The Ebola outbreak has been “vastly underestimated” and requires containment efforts far greater than those currently being taken, health experts warn.
The outbreak of the virus in West Africa—described as the worst ever—has already killed over 1,000 people in Guinea, Liberia, Nigeria, and Sierra Leone and has infected nearly 2,000.
Click Here: cheap sydney roosters jersey
In a statement issued Thursday, the World Health Organization (WHO) said, “Staff at the outbreak sites see evidence that the numbers of reported cases and deaths vastly underestimate the magnitude of the outbreak.”
The United Nations agency added that it “is coordinating a massive scaling up of the international response, marshalling support from individual countries, disease control agencies, agencies within the United Nations system, and others.”
The WHO declared the Ebola outbreak a public health emergency on Aug. 8, a declaration which came too late, according to humanitarian medical aid organization Doctors Without Borders (Medecins Sans Frontieres).
Speaking to reporters in Geneva on Friday Joanne Liu, international president of Doctors Without Borders (MSF) said, “I think the wake-up call was too late in calling it a public health emergency of international concern.”
Liu, just back from a 10-day trip to the Ebola-affected countries of Sierra Leone, Liberia and Guinea, said that the epidemic “is deteriorating faster, and moving faster, than we can respond to,” adding, “I really had the feeling that it is a wartime, in terms of fear.”

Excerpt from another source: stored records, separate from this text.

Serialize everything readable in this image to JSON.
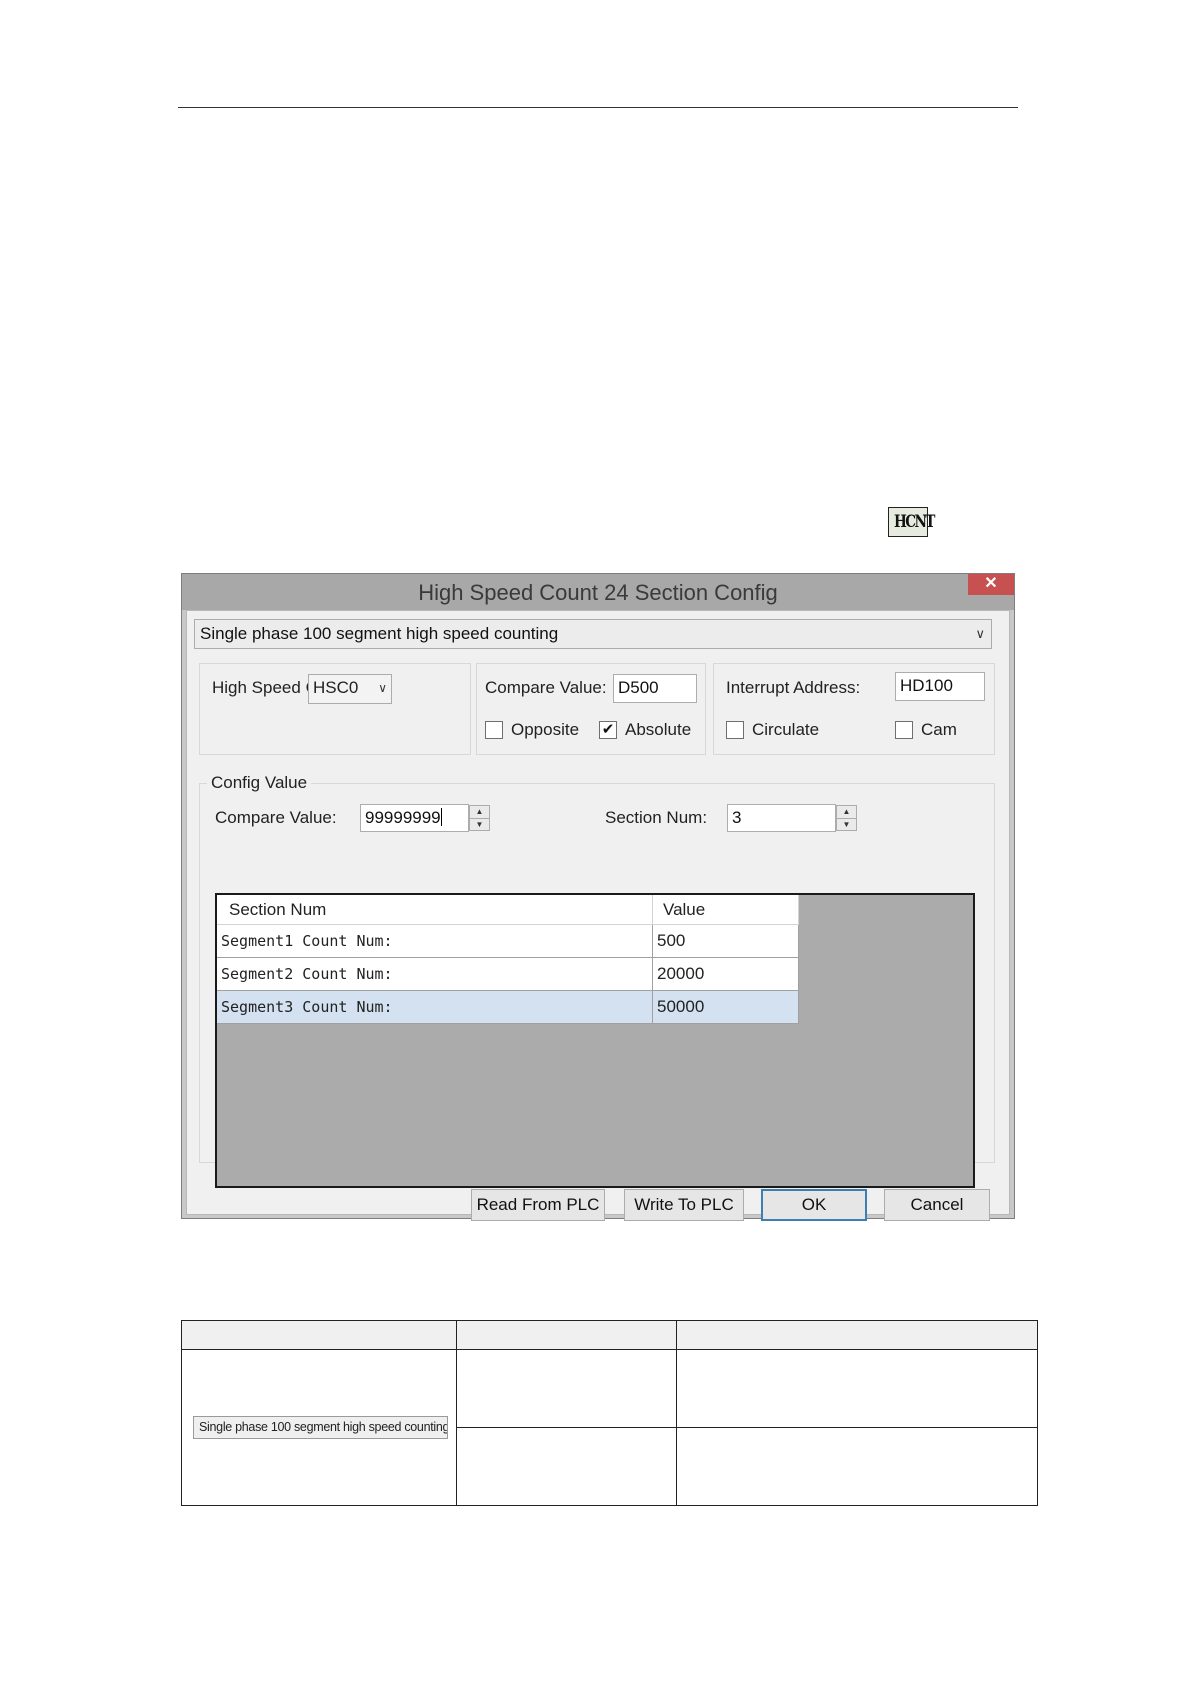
{
  "toolbar_icon": {
    "label": "HCNT",
    "name": "hcnt-icon"
  },
  "dialog": {
    "title": "High Speed Count 24 Section Config",
    "close_glyph": "✕",
    "mode_select": {
      "value": "Single phase 100 segment high speed counting"
    },
    "high_speed_counter": {
      "label": "High Speed C",
      "value": "HSC0"
    },
    "compare": {
      "label": "Compare Value:",
      "value": "D500",
      "opposite_label": "Opposite",
      "opposite_checked": false,
      "absolute_label": "Absolute",
      "absolute_checked": true
    },
    "interrupt": {
      "label": "Interrupt Address:",
      "value": "HD100",
      "circulate_label": "Circulate",
      "circulate_checked": false,
      "cam_label": "Cam",
      "cam_checked": false
    },
    "config_value": {
      "group_label": "Config Value",
      "compare_label": "Compare Value:",
      "compare_value": "99999999",
      "section_label": "Section Num:",
      "section_value": "3"
    },
    "grid": {
      "headers": [
        "Section Num",
        "Value"
      ],
      "rows": [
        {
          "name": "Segment1 Count Num:",
          "value": "500"
        },
        {
          "name": "Segment2 Count Num:",
          "value": "20000"
        },
        {
          "name": "Segment3 Count Num:",
          "value": "50000"
        }
      ],
      "selected_row": 2
    },
    "buttons": {
      "read": "Read From PLC",
      "write": "Write To PLC",
      "ok": "OK",
      "cancel": "Cancel"
    }
  },
  "bottom_table": {
    "mode_thumbnail": "Single phase 100 segment high speed counting"
  },
  "colors": {
    "titlebar": "#a8a8a8",
    "close": "#c75050",
    "selected_row": "#d3e1f0",
    "grid_bg": "#ababab",
    "default_button_border": "#3c7fb1"
  }
}
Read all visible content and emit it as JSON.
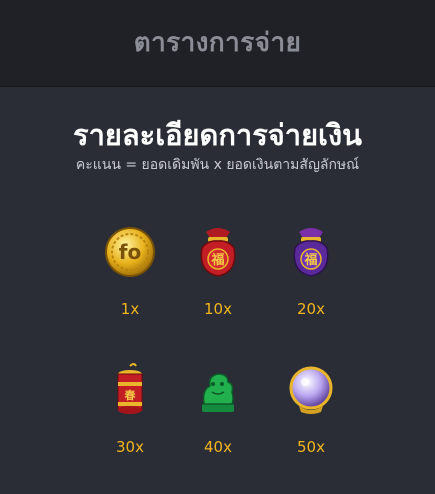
{
  "header": {
    "title": "ตารางการจ่าย"
  },
  "main": {
    "heading": "รายละเอียดการจ่ายเงิน",
    "formula": "คะแนน = ยอดเดิมพัน x ยอดเงินตามสัญลักษณ์"
  },
  "symbols": [
    {
      "icon": "gold-coin-icon",
      "multiplier": "1x"
    },
    {
      "icon": "red-fortune-bag-icon",
      "multiplier": "10x"
    },
    {
      "icon": "purple-fortune-bag-icon",
      "multiplier": "20x"
    },
    {
      "icon": "firecracker-icon",
      "multiplier": "30x"
    },
    {
      "icon": "jade-pixiu-icon",
      "multiplier": "40x"
    },
    {
      "icon": "crystal-orb-icon",
      "multiplier": "50x"
    }
  ],
  "colors": {
    "background": "#2a2d36",
    "topbar": "#1f2127",
    "multiplier": "#f2b51b"
  }
}
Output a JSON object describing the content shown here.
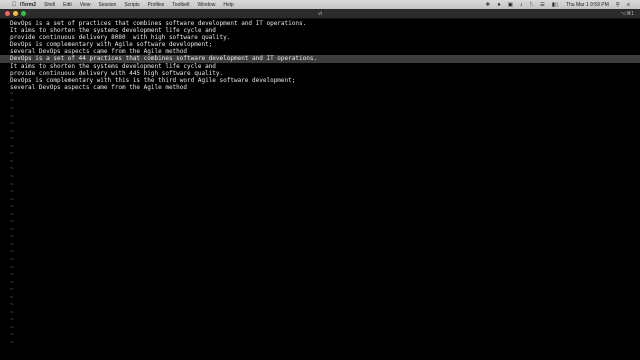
{
  "menubar": {
    "apple_icon": "apple-icon",
    "items": [
      "iTerm2",
      "Shell",
      "Edit",
      "View",
      "Session",
      "Scripts",
      "Profiles",
      "Toolbelt",
      "Window",
      "Help"
    ],
    "status_icons": [
      "dropbox-icon",
      "record-icon",
      "screen-icon",
      "music-icon",
      "bluetooth-icon",
      "wifi-icon",
      "battery-icon",
      "search-icon",
      "menu-icon"
    ],
    "clock": "Thu Mar 1  9:59 PM"
  },
  "window": {
    "title": "vi",
    "shortcut": "⌥⌘1"
  },
  "editor": {
    "lines": [
      "DevOps is a set of practices that combines software development and IT operations.",
      "It aims to shorten the systems development life cycle and",
      "provide continuous delivery 8080  with high software quality.",
      "DevOps is complementary with Agile software development;",
      "several DevOps aspects came from the Agile method",
      "DevOps is a set of 44 practices that combines software development and IT operations.",
      "It aims to shorten the systems development life cycle and",
      "provide continuous delivery with 445 high software quality.",
      "DevOps is complementary with this is the third word Agile software development;",
      "several DevOps aspects came from the Agile method"
    ],
    "cursor_line": 5,
    "tilde": "~"
  }
}
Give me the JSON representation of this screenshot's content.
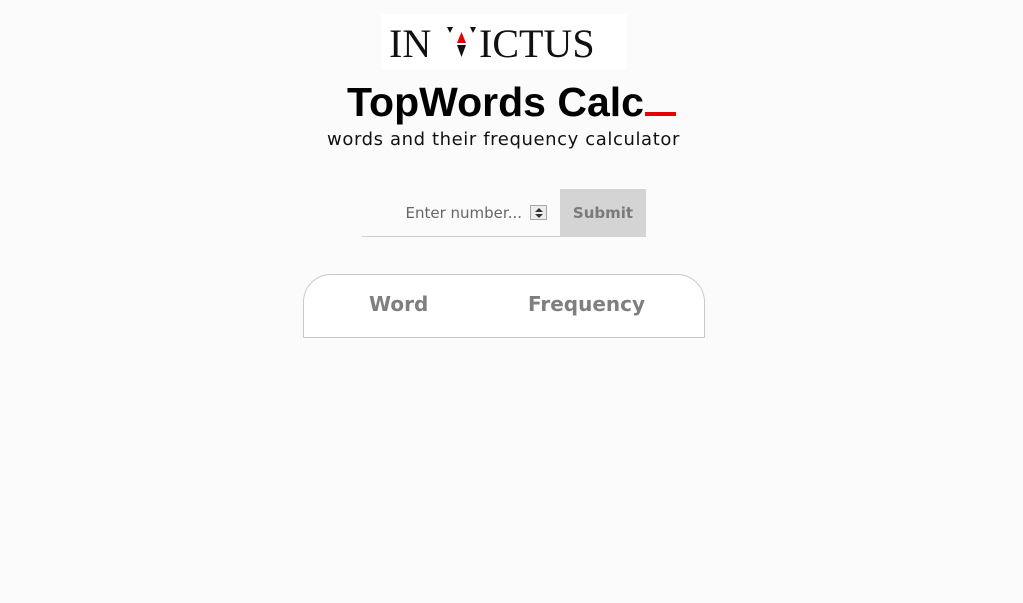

She expects it to take six months to “get the upper hand on the epidemic,” and said in some areas lack of access to basic healthcare created “an emergency within an emergency.”
Liu said that Liberia was a key area in the fight, saying, “If we don’t stabilize Liberia, we’ll never stabilize the region.” Cases appearing in the Nigerian city of Lagos were a concern as well, she said, because “we have no past experience of Ebola within an urban setting.”